Figure 8. Resistance of C57BL/6 mice with inflammatory airway processes to challenge with PVM.

A, B, Cytokine levels in the serum (A) and BALF (B) 24 h after the last of 3 consecutive days of aerosolised OVA of OVA-immunised mice (C57BL/6J) compared to mice infected with S. mansoni and control mice. The data shown are pooled from 4–8 mice in 3 individual experiments; C, Number of cells of various cell types in the BALF of mice 24 h after the last of 3 consecutive days of treatment with aerosolised OVA of OVA-immunised mice (C57BL/6J) compared to mice infected with S. mansoni and control mice. The data are from 10–14 mice in 3–5 individual (depending on the time point) experiments; D, FACS profiles of the expression of MHC class I and II antigens on interstitial CD45^pos CD11b^pos SiglecF^neg lung cells of C57BL/6J mice 24 h after the last of 3 consecutive days of aerosolised OVA challenge of OVA-immunised mice (thick lines) and control mice (shaded grey). Data shown is representative for 6 mice from 2 experiments; E, Relative weight loss of OVA-immunised mice (C57BL/6J) challenged with a sublethal dose (200 pfu/mouse) of PVM 24 h after the last of 3 consecutive days of aerosolised OVA and control mice at the indicated times after challenge. The data are cumulative from 10–16 mice in 3 individual experiments.

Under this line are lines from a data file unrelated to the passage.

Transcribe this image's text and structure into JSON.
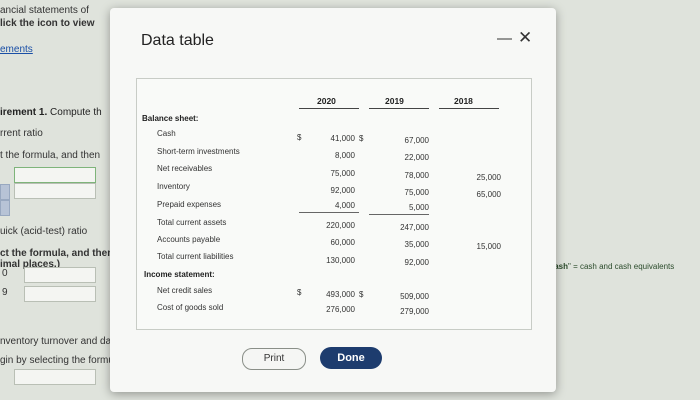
{
  "background": {
    "top_line_1": "ancial statements of",
    "top_line_2": "lick the icon to view",
    "link": "ements",
    "requirement_title": "irement 1.",
    "requirement_text": "Compute th",
    "current_ratio_label": "rrent ratio",
    "formula_line": "t the formula, and then",
    "quick_ratio_label": "uick (acid-test) ratio",
    "formula_line_2": "ct the formula, and then",
    "decimal_line": "imal places.)",
    "stepper_1": "0",
    "stepper_2": "9",
    "inventory_line": "nventory turnover and da",
    "selecting_line": "gin by selecting the formu",
    "right_note_bold": "and Cash",
    "right_note_rest": "= cash and cash equivalents"
  },
  "modal": {
    "title": "Data table",
    "minimize_icon": "minimize-icon",
    "close_icon": "close-icon",
    "table": {
      "columns": [
        "2020",
        "2019",
        "2018"
      ],
      "sections": {
        "balance_sheet": "Balance sheet:",
        "income_statement": "Income statement:"
      },
      "rows": [
        {
          "label": "Cash",
          "v2020": "41,000",
          "v2019": "67,000",
          "v2018": "",
          "dollar_2020": "$",
          "dollar_2019": "$"
        },
        {
          "label": "Short-term investments",
          "v2020": "8,000",
          "v2019": "22,000",
          "v2018": ""
        },
        {
          "label": "Net receivables",
          "v2020": "75,000",
          "v2019": "78,000",
          "v2018": "25,000"
        },
        {
          "label": "Inventory",
          "v2020": "92,000",
          "v2019": "75,000",
          "v2018": "65,000"
        },
        {
          "label": "Prepaid expenses",
          "v2020": "4,000",
          "v2019": "5,000",
          "v2018": ""
        },
        {
          "label": "Total current assets",
          "v2020": "220,000",
          "v2019": "247,000",
          "v2018": ""
        },
        {
          "label": "Accounts payable",
          "v2020": "60,000",
          "v2019": "35,000",
          "v2018": "15,000"
        },
        {
          "label": "Total current liabilities",
          "v2020": "130,000",
          "v2019": "92,000",
          "v2018": ""
        },
        {
          "label": "Net credit sales",
          "v2020": "493,000",
          "v2019": "509,000",
          "v2018": "",
          "dollar_2020": "$",
          "dollar_2019": "$"
        },
        {
          "label": "Cost of goods sold",
          "v2020": "276,000",
          "v2019": "279,000",
          "v2018": ""
        }
      ]
    },
    "buttons": {
      "print": "Print",
      "done": "Done"
    }
  }
}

The controls were obtained separately and are the same as in Fig. 7A. F, Viral load, expressed as pfu, in the right lobes of the lungs of mice, treated as described in Fig. 8E, at day 4 and 7 after challenge with PVM. The controls were obtained separately and are the same as in Fig. 7E. The data from OVA-immunised mice are derived from 2 and 3 mice (day 4 and 7, respectively). Error bars represent SEM. nd: not detectable. Significant differences are marked: *, p≤0.05; **, p≤0.01; ***, p≤0.001.